= Stinson Hunter =

British vigilante

Stinson Hunter (born Kieren Ashby/ Parsons, 10 October 1981) is a British vigilante who is best known for being the subject of the documentary The Paedophile Hunter. The film investigating child sexual exploitation was named "Best Documentary on a Contemporary Theme" in the 42nd British Documentary Awards, which "celebrates documentaries from Britain and abroad that "have made a significant contribution to the genre."

The Guardian published an article referencing the film, and reporting the estimated 10 active paedophile hunting groups in the UK. "While the police are critical of such groups in public, they privately provide advice and support on how to conduct stings. 'The police are like us. They’re human beings,' a member of a group said. 'They have families, so they understand what we’re doing and why we’re doing it.'”

Hunter's personal challenges, such as past issues with alcohol, drugs, stalking and a prison term for arson have been reported in editorial newspapers as well as tabloid newspapers. In a 2013 sting he confronted Michael Parkes over allegations, Mr Parkes was subsequently arrested and freed by the police. Due to the incident Mr Parkes took his own life.

In January 2025, Ashby was convicted of stalking a woman online.

He appeared at Hamilton Sheriff Court and admitted to conducting a stalking campaign that caused the Lanarkshire-based journalist fear and alarm in January 2023.
Ashby requested that his 500,000 followers harass and send hate filled posts to an unnamed Scottish journalist who he falsely accused of leaking personal information, publicly accusing her of backing paedophiles".

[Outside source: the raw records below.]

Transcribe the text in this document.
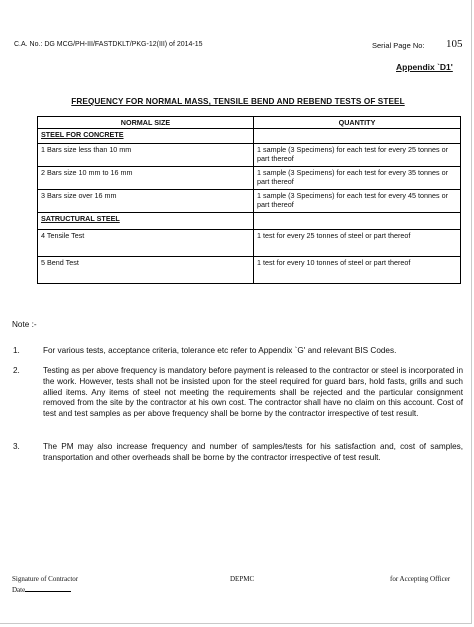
C.A. No.: DG MCG/PH-III/FASTDKLT/PKG-12(III) of 2014-15	Serial Page No: 105
Appendix `D1'
FREQUENCY FOR NORMAL MASS, TENSILE BEND AND REBEND TESTS OF STEEL
NORMAL SIZE	QUANTITY
STEEL FOR CONCRETE	
1 Bars size less than 10 mm	1 sample (3 Specimens) for each test for every 25 tonnes or part thereof
2 Bars size 10 mm to 16 mm	1 sample (3 Specimens) for each test for every 35 tonnes or part thereof
3 Bars size over 16 mm	1 sample (3 Specimens) for each test for every 45 tonnes or part thereof
SATRUCTURAL STEEL	
4 Tensile Test	1 test for every 25 tonnes of steel or part thereof
5 Bend Test	1 test for every 10 tonnes of steel or part thereof
Note :-
1.	For various tests, acceptance criteria, tolerance etc refer to Appendix `G' and relevant BIS Codes.
2.	Testing as per above frequency is mandatory before payment is released to the contractor or steel is incorporated in the work. However, tests shall not be insisted upon for the steel required for guard bars, hold fasts, grills and such allied items. Any items of steel not meeting the requirements shall be rejected and the particular consignment removed from the site by the contractor at his own cost. The contractor shall have no claim on this account. Cost of test and test samples as per above frequency shall be borne by the contractor irrespective of test result.
3.	The PM may also increase frequency and number of samples/tests for his satisfaction and, cost of samples, transportation and other overheads shall be borne by the contractor irrespective of test result.
Signature of Contractor	DEPMC	for Accepting Officer
Date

He was placed under social work supervision for 12 months and said he must attend mental health services as directed.
He was confined to his home between 7pm and 7am each day under an eight-month electronic tagging order.
The sheriff also imposed a non-harassment order, banning Ashby from any contact with the journalist for five years.

The paedophile hunter has not undertaken any recent sting operations with no further updates on any cases.